I go to market, and others are selling their plates for $15. I think, “Sweet! I can sell my plates for more than $11!” The producer surplus is $4, as that’s the difference between what I would accept and what I can actually sell my plates for.

**Elasticity of Supply:** I make pottery. Vases, mugs, plates, you name it and I probably make it.

I go to the market and see that plates are selling for $50, while vases are going for $25. It costs me the same amount of money to make plates and vases. Seeing these prices, I start furiously making plates instead of vases. This is an elastic supply. The price of a product changes how much of it I make.
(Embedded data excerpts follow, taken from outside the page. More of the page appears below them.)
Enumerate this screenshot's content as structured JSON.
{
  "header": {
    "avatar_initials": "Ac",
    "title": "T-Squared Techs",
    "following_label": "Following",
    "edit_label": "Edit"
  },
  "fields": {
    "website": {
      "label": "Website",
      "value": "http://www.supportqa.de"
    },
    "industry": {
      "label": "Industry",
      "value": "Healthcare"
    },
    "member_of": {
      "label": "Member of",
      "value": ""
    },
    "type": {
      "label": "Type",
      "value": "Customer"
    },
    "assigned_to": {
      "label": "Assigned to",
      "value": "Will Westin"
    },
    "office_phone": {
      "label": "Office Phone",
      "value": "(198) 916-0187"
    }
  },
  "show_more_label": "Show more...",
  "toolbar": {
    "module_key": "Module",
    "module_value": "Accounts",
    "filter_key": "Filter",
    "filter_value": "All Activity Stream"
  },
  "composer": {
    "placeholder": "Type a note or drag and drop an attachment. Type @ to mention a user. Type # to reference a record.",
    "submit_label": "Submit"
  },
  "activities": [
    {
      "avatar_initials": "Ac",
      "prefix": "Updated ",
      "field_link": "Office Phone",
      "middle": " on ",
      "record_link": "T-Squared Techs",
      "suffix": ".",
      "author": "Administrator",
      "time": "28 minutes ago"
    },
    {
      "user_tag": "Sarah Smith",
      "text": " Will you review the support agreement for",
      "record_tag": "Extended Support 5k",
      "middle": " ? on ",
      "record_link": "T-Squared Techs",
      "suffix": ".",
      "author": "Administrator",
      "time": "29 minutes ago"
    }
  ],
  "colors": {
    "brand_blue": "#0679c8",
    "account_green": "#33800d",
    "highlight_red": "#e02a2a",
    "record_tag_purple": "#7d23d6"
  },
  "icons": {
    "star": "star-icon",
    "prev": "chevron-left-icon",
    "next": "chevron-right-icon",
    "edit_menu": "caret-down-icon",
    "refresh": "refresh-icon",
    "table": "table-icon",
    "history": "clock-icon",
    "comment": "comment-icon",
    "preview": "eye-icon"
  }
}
Now, imagine if I have a limited amount of clay. If the price of plates rises, I can make some more plates. However, I can’t make as many plates as I want to because I run out of clay. This reflects a lower elasticity, because I actually *can’t* adjust my production to prices as much as I would want to.

**How they’re related:** Let’s use the pottery example with limited clay again. If plates are at $50, it means a LOT of people need plates and there aren’t many around. If I can’t make enough plates to meet demand, the price isn’t going to change that much because there will still be a lack of plates. This means that I get a large producer surplus, because supply can’t as easily meet demand.

If I have unlimited clay, I can meet the change in demand. This means that the number of plates in the market will (most likely) be closer to matching the actual demand. When this happens, I have to sell my plates for closer to my lowest price because demand isn’t as high. I have a lower producer surplus as a result.